Czasami w życiu wszystko idzie na opak.Wspominałam,że od kilku dni męczę się w uszkodzonych okularach.Dziś dowiedziałam się ,że nowe progresy mogę mieć "za jedyne" 1500-2000 zł!Obecne mają już 4 lata.Kupiłam je za jubileuszówkę 25- lecia pracy.Był wrzesień i byłam już w stanie nieczynnym.List od dyrekcji -"Życzymy dalszych sukcesów w pracy zawodowej" bardzo mnie wtedy ubawił. Dziś po południu pocztą pantoflową dotarła do mnie informacja,że na wakat w szkole za miedzą przyjęli dziewczynę z odległej miejscowości, która nigdy jeszcze nie pracowała z dziećmi. W poszukiwaniu bryndzy obskoczyłam wszystkie markety i patrząc na siebie i ludzi zastanawiałam się niczym Barbara Niechcicowa po co my tak wszyscy pędzimy, dokąd gnamy i jaki to ma sens.

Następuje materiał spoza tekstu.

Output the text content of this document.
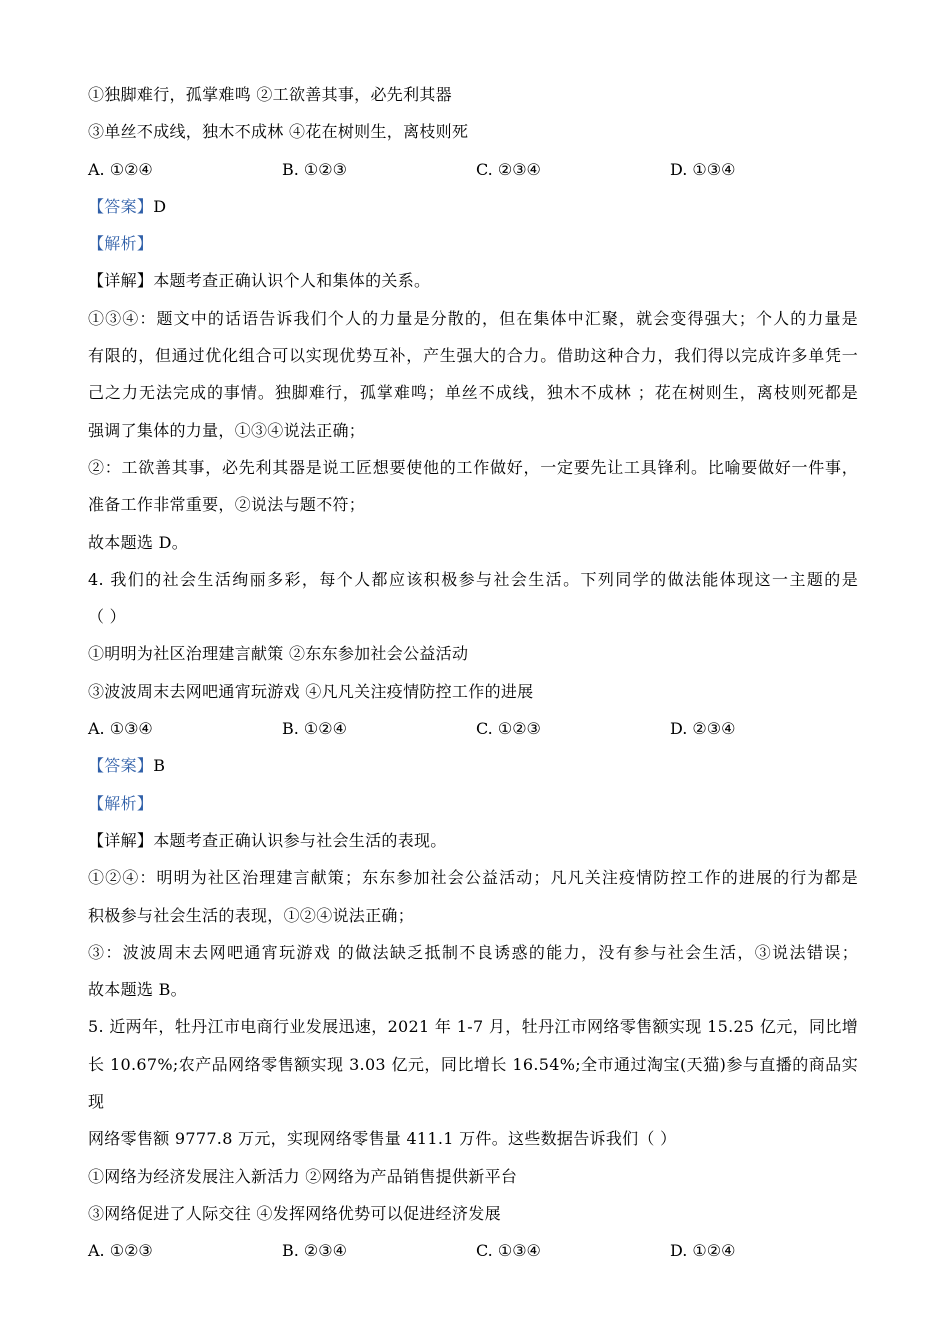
①独脚难行，孤掌难鸣 ②工欲善其事，必先利其器
③单丝不成线，独木不成林 ④花在树则生，离枝则死
A. ①②④	B. ①②③	C. ②③④	D. ①③④
【答案】D
【解析】
【详解】本题考查正确认识个人和集体的关系。
①③④：题文中的话语告诉我们个人的力量是分散的，但在集体中汇聚，就会变得强大；个人的力量是
有限的，但通过优化组合可以实现优势互补，产生强大的合力。借助这种合力，我们得以完成许多单凭一
己之力无法完成的事情。独脚难行，孤掌难鸣；单丝不成线，独木不成林 ；花在树则生，离枝则死都是
强调了集体的力量，①③④说法正确；
②：工欲善其事，必先利其器是说工匠想要使他的工作做好，一定要先让工具锋利。比喻要做好一件事，
准备工作非常重要，②说法与题不符；
故本题选 D。
4. 我们的社会生活绚丽多彩，每个人都应该积极参与社会生活。下列同学的做法能体现这一主题的是
（ ）
①明明为社区治理建言献策 ②东东参加社会公益活动
③波波周末去网吧通宵玩游戏 ④凡凡关注疫情防控工作的进展
A. ①③④	B. ①②④	C. ①②③	D. ②③④
【答案】B
【解析】
【详解】本题考查正确认识参与社会生活的表现。
①②④：明明为社区治理建言献策；东东参加社会公益活动；凡凡关注疫情防控工作的进展的行为都是
积极参与社会生活的表现，①②④说法正确；
③：波波周末去网吧通宵玩游戏 的做法缺乏抵制不良诱惑的能力，没有参与社会生活，③说法错误；
故本题选 B。
5. 近两年，牡丹江市电商行业发展迅速，2021 年 1-7 月，牡丹江市网络零售额实现 15.25 亿元，同比增
长 10.67%;农产品网络零售额实现 3.03 亿元，同比增长 16.54%;全市通过淘宝(天猫)参与直播的商品实现
网络零售额 9777.8 万元，实现网络零售量 411.1 万件。这些数据告诉我们（ ）
①网络为经济发展注入新活力 ②网络为产品销售提供新平台
③网络促进了人际交往 ④发挥网络优势可以促进经济发展
A. ①②③	B. ②③④	C. ①③④	D. ①②④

Czasem trudno zachować właściwą postawę: nie narzekać, nie złożeczyć, nie smucić się...Kiedy mi cieżko biorę Biblię.Ja jestem krzewem winnym,a wy latoroślami.Kto trwa we mnie,a ja w nim, ten przynosi owoc obfity, ponieważ beze mnie nic nie możecie uczynićEwangelia św.Jana 15;5 i Wszystko mogę w tym, który mnie umacnia. List do Filipian 4;13. Obecne okulary ponoć da się naprawić za 30 zł,a potem pomyślę jak uzbierać na nowe...Cóż już od pewnego czasu przeczuwałam,że nie dostanę tej posady.Nie nowina.Widocznie tych zamkniętych drzwi rzeczywiście nie da się już otworzyć...Jutro cioteczki imieniny...Znowu będziemy dyskutować do upadłego...Justyna z Rafałem mają jutro indywidualne nauki u Gwardiana.Ciekawe czy się przygotują?!Justyna z zapałem zapewniała,że poczyta katechizm,a potem zapomniała go z domu zabrać...I winna mamuśka, bo do torby nie wrzuciła.W necie znajdą odpowiedzi na zadane pytania, wiec niech nie płaczą. Ola, ja jeszcze nic takiego nie powiedziałam na temat wspomnień z dzieciństwa.Jak zacznę temat "Moje wpadki kuchenne i nie tylko" to może "dołożę do pieca" Jutro mam zamiar upiec pikantny placek serowo- ziemniaczany.Piekłam go dawno.Jak się uda to zamieszczę i zdjęcie, i przepis.Dziękuję za wszystkie komentarze i odwiedziny.To bardzo motywuje!Życzę udanego weekendu.Pozdrawiam.